Wygląda na to, że winę przerzuca Pan na radnych w myśl zasady: co złego to nie ja.
Przez ostatnie 4 lata to prezydent za wszystko odpowiadał. Uważam, że nie tędy droga. Radni również decydują o priorytetach rozwoju miasta, a może przede wszystkim oni. Niemal co miesiąc przegłosowują zmiany w budżecie. Kiedy podejmowaliśmy najważniejsze kwestie, najczęściej nie było dyskusji. Radni muszą mieć świadomość tego co jest procedowane. Niestety są tacy, którzy uważają, że szczegółowe czytanie budżetu to nie ich obowiązek. Że prezydent powinien podać wszystko na tacy. To nie tak. Pana stwierdzenie raczej bym odwrócił. To część radnych zdaje się mówić: co złego to nie my.
Jaki jest plan B? Gdzie sięgnąć po oszczędności?

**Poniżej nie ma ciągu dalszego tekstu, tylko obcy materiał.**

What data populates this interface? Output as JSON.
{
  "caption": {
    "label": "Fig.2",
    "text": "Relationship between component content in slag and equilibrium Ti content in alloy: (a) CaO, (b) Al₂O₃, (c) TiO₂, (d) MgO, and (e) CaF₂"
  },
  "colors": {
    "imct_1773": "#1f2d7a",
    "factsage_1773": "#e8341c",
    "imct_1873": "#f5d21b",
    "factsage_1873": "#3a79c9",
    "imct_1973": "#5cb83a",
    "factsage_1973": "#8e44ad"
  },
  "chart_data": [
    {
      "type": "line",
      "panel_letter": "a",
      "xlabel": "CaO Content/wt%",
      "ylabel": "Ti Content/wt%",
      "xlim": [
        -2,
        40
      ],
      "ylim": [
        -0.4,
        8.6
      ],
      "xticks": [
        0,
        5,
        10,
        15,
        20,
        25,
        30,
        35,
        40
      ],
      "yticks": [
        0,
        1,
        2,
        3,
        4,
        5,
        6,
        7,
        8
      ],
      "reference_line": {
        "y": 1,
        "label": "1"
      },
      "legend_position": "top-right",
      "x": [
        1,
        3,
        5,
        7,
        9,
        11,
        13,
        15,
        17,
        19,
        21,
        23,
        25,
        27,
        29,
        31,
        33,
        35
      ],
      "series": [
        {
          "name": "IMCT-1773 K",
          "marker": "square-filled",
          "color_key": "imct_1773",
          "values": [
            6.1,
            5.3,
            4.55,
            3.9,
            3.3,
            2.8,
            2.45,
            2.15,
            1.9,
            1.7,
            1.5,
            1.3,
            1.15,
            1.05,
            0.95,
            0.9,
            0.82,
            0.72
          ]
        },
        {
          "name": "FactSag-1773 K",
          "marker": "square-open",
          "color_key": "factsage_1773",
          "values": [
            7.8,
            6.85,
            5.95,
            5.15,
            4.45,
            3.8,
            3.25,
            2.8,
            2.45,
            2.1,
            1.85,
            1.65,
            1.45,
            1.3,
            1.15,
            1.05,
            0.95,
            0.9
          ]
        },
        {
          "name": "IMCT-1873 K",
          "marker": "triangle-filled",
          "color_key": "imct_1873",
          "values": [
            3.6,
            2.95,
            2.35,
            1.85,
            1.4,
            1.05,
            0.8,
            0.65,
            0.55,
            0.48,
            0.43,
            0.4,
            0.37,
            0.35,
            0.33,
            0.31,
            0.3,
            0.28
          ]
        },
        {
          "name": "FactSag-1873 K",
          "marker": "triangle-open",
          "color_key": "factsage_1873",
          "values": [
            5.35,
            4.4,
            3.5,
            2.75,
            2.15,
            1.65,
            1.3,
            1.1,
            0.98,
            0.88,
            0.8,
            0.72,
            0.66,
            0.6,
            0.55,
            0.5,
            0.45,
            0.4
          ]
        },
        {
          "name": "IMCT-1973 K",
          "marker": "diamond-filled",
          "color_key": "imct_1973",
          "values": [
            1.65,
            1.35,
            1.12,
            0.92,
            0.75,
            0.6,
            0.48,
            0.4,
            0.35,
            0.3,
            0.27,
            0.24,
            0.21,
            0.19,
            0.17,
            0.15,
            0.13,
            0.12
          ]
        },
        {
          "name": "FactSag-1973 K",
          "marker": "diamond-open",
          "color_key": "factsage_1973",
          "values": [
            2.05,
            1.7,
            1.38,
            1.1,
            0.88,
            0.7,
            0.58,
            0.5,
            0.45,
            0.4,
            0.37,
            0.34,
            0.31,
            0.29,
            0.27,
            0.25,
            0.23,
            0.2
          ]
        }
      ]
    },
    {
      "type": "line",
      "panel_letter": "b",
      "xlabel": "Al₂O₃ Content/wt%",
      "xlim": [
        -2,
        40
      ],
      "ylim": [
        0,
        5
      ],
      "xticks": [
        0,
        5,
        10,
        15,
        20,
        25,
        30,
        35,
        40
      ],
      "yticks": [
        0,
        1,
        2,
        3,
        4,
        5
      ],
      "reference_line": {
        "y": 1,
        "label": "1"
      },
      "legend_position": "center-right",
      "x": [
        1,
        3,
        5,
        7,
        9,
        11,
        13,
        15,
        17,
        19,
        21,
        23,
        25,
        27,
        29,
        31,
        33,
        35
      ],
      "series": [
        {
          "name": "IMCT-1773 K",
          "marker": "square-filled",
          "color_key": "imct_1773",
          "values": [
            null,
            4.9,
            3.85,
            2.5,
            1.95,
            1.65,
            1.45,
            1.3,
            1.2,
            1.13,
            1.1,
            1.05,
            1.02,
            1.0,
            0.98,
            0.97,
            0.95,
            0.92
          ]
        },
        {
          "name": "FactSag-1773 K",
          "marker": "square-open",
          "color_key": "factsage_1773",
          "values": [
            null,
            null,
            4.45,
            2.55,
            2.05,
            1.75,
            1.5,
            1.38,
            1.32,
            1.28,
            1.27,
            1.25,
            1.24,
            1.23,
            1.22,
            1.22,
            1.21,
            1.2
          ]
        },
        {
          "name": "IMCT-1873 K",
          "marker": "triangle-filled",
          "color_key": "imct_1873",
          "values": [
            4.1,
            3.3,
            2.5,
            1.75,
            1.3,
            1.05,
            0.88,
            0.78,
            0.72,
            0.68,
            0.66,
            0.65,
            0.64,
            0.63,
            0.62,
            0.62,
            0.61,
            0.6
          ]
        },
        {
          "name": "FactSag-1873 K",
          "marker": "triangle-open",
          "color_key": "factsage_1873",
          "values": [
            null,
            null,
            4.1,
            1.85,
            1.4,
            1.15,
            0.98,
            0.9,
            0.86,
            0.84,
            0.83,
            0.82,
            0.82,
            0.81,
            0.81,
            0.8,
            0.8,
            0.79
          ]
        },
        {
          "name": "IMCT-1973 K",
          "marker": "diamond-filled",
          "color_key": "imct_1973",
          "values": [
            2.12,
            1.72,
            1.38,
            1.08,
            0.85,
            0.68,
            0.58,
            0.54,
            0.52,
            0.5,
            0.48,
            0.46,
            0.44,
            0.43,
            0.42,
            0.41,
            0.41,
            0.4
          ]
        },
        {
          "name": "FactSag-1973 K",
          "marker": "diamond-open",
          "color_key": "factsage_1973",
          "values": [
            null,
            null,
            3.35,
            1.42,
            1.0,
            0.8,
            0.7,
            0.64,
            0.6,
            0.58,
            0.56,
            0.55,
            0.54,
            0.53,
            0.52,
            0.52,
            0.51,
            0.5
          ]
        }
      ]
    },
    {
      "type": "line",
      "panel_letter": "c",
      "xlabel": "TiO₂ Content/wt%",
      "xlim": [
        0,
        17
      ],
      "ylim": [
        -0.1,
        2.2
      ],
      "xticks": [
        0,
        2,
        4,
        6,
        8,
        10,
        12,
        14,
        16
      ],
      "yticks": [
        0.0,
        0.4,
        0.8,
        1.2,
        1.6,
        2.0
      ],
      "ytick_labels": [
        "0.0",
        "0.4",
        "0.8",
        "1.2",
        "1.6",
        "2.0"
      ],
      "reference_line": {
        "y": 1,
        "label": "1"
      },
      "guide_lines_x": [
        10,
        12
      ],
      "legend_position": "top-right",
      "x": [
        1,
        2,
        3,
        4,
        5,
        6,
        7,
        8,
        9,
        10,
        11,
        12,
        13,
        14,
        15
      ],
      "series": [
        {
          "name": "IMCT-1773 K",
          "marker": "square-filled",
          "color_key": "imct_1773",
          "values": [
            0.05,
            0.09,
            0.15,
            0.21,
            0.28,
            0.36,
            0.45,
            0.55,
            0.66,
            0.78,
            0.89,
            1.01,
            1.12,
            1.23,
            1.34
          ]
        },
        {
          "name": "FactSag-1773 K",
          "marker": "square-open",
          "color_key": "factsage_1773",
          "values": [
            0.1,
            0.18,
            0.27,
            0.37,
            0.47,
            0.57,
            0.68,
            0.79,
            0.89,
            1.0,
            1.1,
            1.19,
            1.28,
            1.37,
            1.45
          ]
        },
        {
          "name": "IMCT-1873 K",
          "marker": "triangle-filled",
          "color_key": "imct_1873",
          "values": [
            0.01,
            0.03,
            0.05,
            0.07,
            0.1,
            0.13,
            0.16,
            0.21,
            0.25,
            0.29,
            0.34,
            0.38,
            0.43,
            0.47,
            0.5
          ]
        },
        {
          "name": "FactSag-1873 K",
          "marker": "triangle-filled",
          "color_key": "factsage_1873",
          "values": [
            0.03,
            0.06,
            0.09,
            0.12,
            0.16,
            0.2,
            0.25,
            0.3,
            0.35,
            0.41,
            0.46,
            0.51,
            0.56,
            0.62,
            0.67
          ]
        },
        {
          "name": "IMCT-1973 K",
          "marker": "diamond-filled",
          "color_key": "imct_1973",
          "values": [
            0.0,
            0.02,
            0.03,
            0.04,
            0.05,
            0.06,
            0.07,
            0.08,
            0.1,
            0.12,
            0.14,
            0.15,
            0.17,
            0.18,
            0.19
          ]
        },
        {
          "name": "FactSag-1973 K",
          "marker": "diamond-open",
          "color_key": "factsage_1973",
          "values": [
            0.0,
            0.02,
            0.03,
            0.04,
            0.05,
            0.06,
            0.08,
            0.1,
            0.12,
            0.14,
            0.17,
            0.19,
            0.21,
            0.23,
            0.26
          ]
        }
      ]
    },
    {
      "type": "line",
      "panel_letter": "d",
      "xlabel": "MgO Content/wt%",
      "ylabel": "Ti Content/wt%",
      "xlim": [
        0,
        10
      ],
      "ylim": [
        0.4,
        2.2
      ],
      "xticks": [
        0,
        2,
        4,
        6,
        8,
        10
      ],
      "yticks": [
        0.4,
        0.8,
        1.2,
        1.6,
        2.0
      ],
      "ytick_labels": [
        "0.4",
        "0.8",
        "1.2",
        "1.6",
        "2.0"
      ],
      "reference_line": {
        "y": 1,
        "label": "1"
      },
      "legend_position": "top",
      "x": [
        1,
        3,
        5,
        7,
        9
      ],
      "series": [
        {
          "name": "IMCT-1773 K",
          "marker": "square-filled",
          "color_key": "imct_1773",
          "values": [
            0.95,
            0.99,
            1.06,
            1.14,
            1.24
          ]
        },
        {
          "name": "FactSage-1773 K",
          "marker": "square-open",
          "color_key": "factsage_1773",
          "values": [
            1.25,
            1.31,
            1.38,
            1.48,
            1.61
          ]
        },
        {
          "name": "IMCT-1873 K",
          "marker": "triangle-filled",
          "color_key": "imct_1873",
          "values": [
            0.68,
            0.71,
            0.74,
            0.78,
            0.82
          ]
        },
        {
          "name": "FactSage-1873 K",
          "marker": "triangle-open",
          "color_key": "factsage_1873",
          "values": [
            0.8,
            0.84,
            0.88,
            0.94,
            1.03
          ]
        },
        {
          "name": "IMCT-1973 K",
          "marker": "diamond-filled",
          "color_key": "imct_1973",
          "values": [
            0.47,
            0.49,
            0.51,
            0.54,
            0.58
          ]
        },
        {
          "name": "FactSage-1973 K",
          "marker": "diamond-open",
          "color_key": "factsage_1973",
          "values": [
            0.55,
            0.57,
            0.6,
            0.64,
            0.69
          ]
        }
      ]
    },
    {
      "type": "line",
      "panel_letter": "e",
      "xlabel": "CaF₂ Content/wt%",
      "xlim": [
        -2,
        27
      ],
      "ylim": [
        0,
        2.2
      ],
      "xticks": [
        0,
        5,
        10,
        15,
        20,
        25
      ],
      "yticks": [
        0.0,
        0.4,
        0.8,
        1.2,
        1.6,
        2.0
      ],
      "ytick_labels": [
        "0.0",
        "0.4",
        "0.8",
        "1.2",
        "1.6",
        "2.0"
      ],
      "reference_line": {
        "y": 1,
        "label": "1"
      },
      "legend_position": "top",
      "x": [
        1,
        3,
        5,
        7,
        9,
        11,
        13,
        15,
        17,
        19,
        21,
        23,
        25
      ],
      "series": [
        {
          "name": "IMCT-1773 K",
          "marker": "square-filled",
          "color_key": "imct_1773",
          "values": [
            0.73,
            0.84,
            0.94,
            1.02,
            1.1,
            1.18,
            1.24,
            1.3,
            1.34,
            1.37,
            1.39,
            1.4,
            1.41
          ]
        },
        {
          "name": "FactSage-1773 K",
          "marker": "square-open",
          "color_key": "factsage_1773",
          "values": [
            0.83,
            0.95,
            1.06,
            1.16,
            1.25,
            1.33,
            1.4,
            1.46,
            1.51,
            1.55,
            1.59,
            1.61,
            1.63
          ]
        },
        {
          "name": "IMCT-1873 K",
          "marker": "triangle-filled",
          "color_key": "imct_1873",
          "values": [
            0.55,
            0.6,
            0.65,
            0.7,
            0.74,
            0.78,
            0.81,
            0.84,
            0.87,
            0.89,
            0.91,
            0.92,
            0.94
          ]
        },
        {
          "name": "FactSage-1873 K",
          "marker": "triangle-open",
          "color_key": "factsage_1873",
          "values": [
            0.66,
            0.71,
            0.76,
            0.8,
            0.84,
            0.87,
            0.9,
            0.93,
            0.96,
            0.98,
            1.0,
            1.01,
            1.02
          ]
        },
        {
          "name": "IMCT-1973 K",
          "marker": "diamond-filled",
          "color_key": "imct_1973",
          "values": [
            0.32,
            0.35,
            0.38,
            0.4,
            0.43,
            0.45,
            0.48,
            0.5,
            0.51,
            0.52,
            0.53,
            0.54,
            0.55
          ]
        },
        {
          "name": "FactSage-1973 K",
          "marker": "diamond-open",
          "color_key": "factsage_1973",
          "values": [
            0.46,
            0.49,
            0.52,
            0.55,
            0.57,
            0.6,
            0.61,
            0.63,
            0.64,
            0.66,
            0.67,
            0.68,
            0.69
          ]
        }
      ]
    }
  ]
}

Mówiąc potocznie, budżet się nie wysypie. Nie ma takiego zagrożenia. Ograniczenia powinny nastąpić przede wszystkim w samej oświacie. Jak wiadomo, jest ona niedoszacowana. Brakuje ok. 3,6 mln zł. Więcej pieniędzy nie będzie. Mam nadzieję, że ta energia, jaką zdołali wzbudzić w sobie przede wszystkim rodzice uczniów, zostanie wykorzystana w tym celu. Liczę na realizację obietnic rodziców, którzy wielokrotnie powtarzali, że przedstawią propozycje mające odciążyć finansowo oświatę.
Inne cięcia?
Są dwie drogi. Podniesienie podatków lokalnych do stawek maksymalnych i podniesienie opłat za przedszkola, o czym decydują radni. Drugie rozwiązanie to ograniczenie inwestycji i sięganie do budżetów jednostek miejskich. Mimo, iż mają już obcięty budżet o 10% w stosunku do roku ubiegłego, poleciłem dyrektorom, by przygotowali symulacje na wypadek kolejnych cięć o kolejne 10% i 20%. W wielu przypadkach wygląda to fatalnie. Miejski Ośrodek Sportu i Rekreacji musiałby na przykład zamknąć basen na Wilchwach i stadninę koni. Biblioteka zmuszona byłaby zamknąć swoje filie i zwolnić pracowników, natomiast Wodzisławskie Centrum Kultury musiałoby ograniczyć wydatki na imprezy plenerowe. Pod znakiem zapytania stanęłyby m.in. Dni Wodzisławia.
Co z inwestycjami?
Te, które trwają są niezagrożone. W styczniu przedstawiliśmy plan 11 inwestycji, które będą realizowane w tym roku. Niewiele jest tam nowych przedsięwzięć. Pod koniec pierwszego kwartału miał się pojawić drugi plan inwestycyjny poszerzony o nowe inwestycje. Nie wiadomo czy w tej sytuacji taki dokument powstanie. Pod znakiem zapytania stoi na przykład budowa parkingu w Zawadzie, remont ulicy na Grodzisku czy ul. Pałacowej w Kokoszycach. Budujemy 50 km kanalizacji. Potrzebujemy więc pieniędzy na remonty dróg i chodników zniszczonych podczas tych prac. Dzisiaj nie jestem w stanie powiedzieć skąd je wziąć. Tak jak powiedziałem, zacznijmy od oświaty. Mimo odstąpienia od dużych zmian oszczędności muszą się tam znaleźć już teraz. To zadanie dla zastępcy prezydenta Eugeniusza Ogrodnika, który za oświatę odpowiada.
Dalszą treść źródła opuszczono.